The List

Libya's implosion: Oil panic and 3 other repercussions

As Libya revolts, Moammar Gadhafi's fate isn't the only thing hanging in the balance. Here are four critical ways the rest of us might feel the turmoil

Global markets took the fall of Egypt's Hosni Mubarak and Tunisia's Zine El Abidine Ben Ali largely in stride, but the teetering of Libyan strongman Moammar Gadhafi has investors on edge. Since Gadhafi officially renounced his biological and chemical weapons programs in 2003, ending Western sanctions, Libya has become a real player in the regional and global economy. Here are four ways Gadhafi's ouster or a prolonged civil war — or both — could affect the world:

1. Oil panic sparks record prices
Africa's third-largest oil producer, Libya also has the continent's largest proven oil reserves. The prospect of a civil war or government overthrow helped send oil prices this week to their highest levels since September 2008. "The sky's the limit," analysts told Britain's The Independent, and oil could top the $147-a-barrel record "without breaking a sweat." Crude hit $108.70 a barrel in Europe on Monday, and U.S. prices rose to $96 a barrel. "There's no need to panic" yet, says Yale's Jeffrey Garten. But if this unrest spreads to Saudi Arabia, we'll have a "real nightmare scenario."

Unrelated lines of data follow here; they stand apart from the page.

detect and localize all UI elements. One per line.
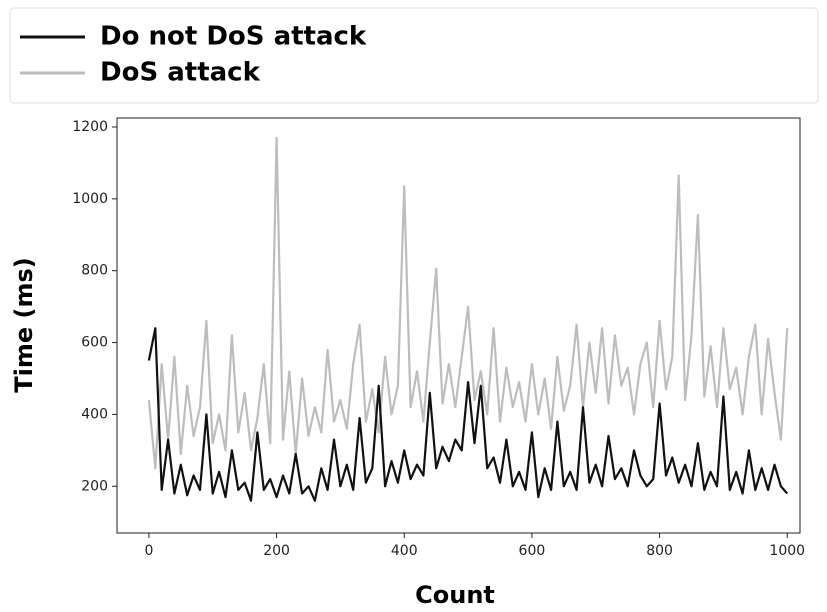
x-axis-label: Count — [415, 581, 495, 609]
y-tick-label: 600 — [81, 335, 108, 351]
series-line — [147, 136, 789, 470]
x-tick-label: 0 — [144, 543, 153, 559]
plot-frame — [116, 117, 801, 534]
x-tick-label: 200 — [263, 543, 290, 559]
y-tick-label: 1200 — [72, 119, 108, 135]
series-line — [147, 327, 789, 502]
y-tick-label: 400 — [81, 406, 108, 422]
y-tick-label: 1000 — [72, 191, 108, 207]
legend-label: Do not DoS attack — [100, 22, 367, 52]
legend-label: DoS attack — [100, 58, 261, 88]
x-tick-label: 400 — [391, 543, 418, 559]
y-tick-label: 800 — [81, 263, 108, 279]
x-tick-label: 1000 — [769, 543, 805, 559]
legend-box — [9, 7, 819, 104]
x-tick-label: 600 — [519, 543, 546, 559]
x-tick-label: 800 — [646, 543, 673, 559]
y-axis-label: Time (ms) — [10, 257, 38, 392]
y-tick-label: 200 — [81, 478, 108, 494]
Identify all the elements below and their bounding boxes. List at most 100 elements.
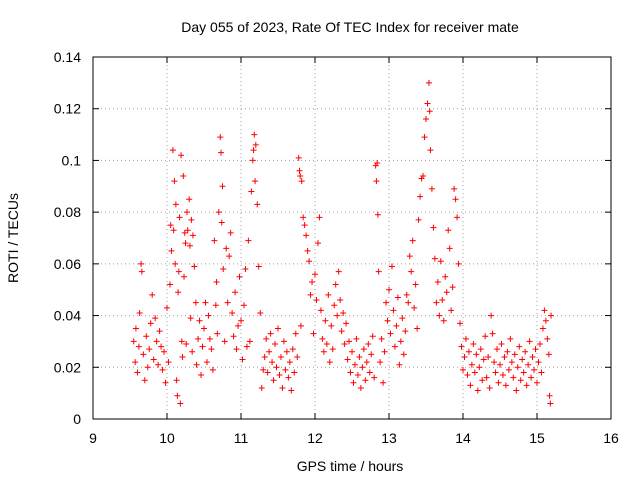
data-point	[374, 211, 381, 218]
data-point	[189, 348, 196, 355]
y-tick-label: 0.08	[54, 204, 81, 220]
data-point	[289, 346, 296, 353]
chart-title: Day 055 of 2023, Rate Of TEC Index for r…	[181, 19, 519, 35]
data-point	[138, 268, 145, 275]
data-point	[387, 330, 394, 337]
data-point	[440, 317, 447, 324]
data-point	[513, 387, 520, 394]
data-point	[467, 382, 474, 389]
data-point	[421, 134, 428, 141]
data-point	[208, 346, 215, 353]
data-point	[492, 369, 499, 376]
data-point	[486, 384, 493, 391]
y-tick-label: 0.14	[54, 49, 81, 65]
data-point	[215, 209, 222, 216]
data-point	[156, 328, 163, 335]
data-point	[243, 343, 250, 350]
data-point	[220, 266, 227, 273]
data-point	[224, 299, 231, 306]
data-point	[381, 348, 388, 355]
data-point	[417, 193, 424, 200]
data-point	[542, 317, 549, 324]
data-point	[309, 278, 316, 285]
data-point	[172, 260, 179, 267]
data-point	[257, 309, 264, 316]
data-point	[522, 348, 529, 355]
data-point	[350, 379, 357, 386]
data-point	[455, 260, 462, 267]
data-point	[482, 333, 489, 340]
data-point	[226, 253, 233, 260]
data-point	[192, 299, 199, 306]
data-point	[483, 374, 490, 381]
data-point	[332, 281, 339, 288]
data-point	[254, 201, 261, 208]
data-point	[149, 291, 156, 298]
data-point	[146, 346, 153, 353]
data-point	[548, 312, 555, 319]
data-point	[430, 224, 437, 231]
y-tick-label: 0.12	[54, 101, 81, 117]
data-point	[406, 253, 413, 260]
x-tick-label: 13	[381, 430, 397, 446]
data-point	[135, 343, 142, 350]
data-point	[182, 240, 189, 247]
data-point	[331, 302, 338, 309]
data-point	[264, 369, 271, 376]
data-point	[239, 356, 246, 363]
data-point	[248, 188, 255, 195]
data-point	[516, 343, 523, 350]
data-point	[539, 325, 546, 332]
data-point	[393, 322, 400, 329]
data-point	[424, 100, 431, 107]
data-point	[426, 108, 433, 115]
data-point	[175, 268, 182, 275]
data-point	[164, 304, 170, 311]
data-point	[374, 160, 381, 167]
data-point	[363, 359, 370, 366]
data-point	[326, 359, 333, 366]
data-point	[232, 289, 239, 296]
data-point	[541, 307, 548, 314]
data-point	[520, 369, 527, 376]
data-point	[497, 361, 503, 368]
data-point	[436, 312, 443, 319]
data-point	[502, 382, 509, 389]
data-point	[263, 335, 270, 342]
data-point	[277, 353, 284, 360]
data-point	[329, 346, 336, 353]
data-point	[178, 338, 185, 345]
data-point	[252, 178, 259, 185]
y-axis-label: ROTI / TECUs	[5, 193, 21, 283]
data-point	[399, 315, 406, 322]
data-points	[130, 79, 555, 407]
data-point	[337, 297, 344, 304]
data-point	[371, 374, 378, 381]
data-point	[313, 297, 320, 304]
data-point	[183, 209, 190, 216]
data-point	[317, 307, 324, 314]
data-point	[169, 147, 176, 154]
data-point	[199, 343, 206, 350]
data-point	[270, 377, 277, 384]
data-point	[279, 384, 286, 391]
data-point	[526, 338, 533, 345]
data-point	[451, 185, 458, 192]
data-point	[335, 268, 342, 275]
data-point	[170, 227, 177, 234]
data-point	[396, 361, 403, 368]
data-point	[405, 299, 412, 306]
data-point	[491, 359, 498, 366]
x-tick-label: 9	[89, 430, 97, 446]
data-point	[214, 330, 221, 337]
data-point	[245, 237, 252, 244]
data-point	[464, 372, 471, 379]
data-point	[283, 348, 290, 355]
data-point	[525, 361, 532, 368]
data-point	[161, 348, 168, 355]
data-point	[378, 335, 385, 342]
data-point	[316, 214, 323, 221]
data-point	[535, 359, 542, 366]
data-point	[255, 263, 262, 270]
data-point	[165, 359, 172, 366]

2. European trade takes a big hit
Once Western nations dropped their sanctions, Libya opened its doors for business. British and Italian companies signed huge oil deals, and France, the U.K., and Russia sealed lucrative arms agreements with Gadhafi's government. Libya returned the favor, investing its new wealth in British real estate, and Italian banks, soccer clubs, and automakers. Libya's investments would likely outlast Gadhafi, so as not to "rattle investors," says Nomura analyst Alistair Newton. But any of the billions in personal investments by Gadhafi and the ruling elite would be jeopardized.

3. The EU gets swamped with African refugees
As part of its recent thaw in relations with Europe, Gadhafi's government agreed to help stem the flow of illegal immigration from Africa to Europe. The Libyan leader has already threatened to pull out of the deal if the EU backs the protesters, and all bets are off if Gadhafi falls. Italy and Malta are especially concerned, as Tunisians are already flooding in. If Libya collapses, the wave of refugees would be "unimaginable," says Italian foreign minister Franco Frattini. "Those who spoke of hundreds of thousands... are not exaggerating." 

4. Market turmoil sinks the global economy
U.S. markets had their biggest drop of the year Tuesday, and global stocks continued their slide, as investors braced for a lengthy battle in Libya. "The market is freaking out" because of the impact on energy prices, says UBS strategist Jonathan Golub. And remember, "the global economy is more fragile now than it was in 2008," when oil last peaked, says Australian broker Jonathan Barratt. If oil prices reach record highs, and stay there, economists say we can kiss the tentative recovery goodbye and say hello to more job losses and another recession.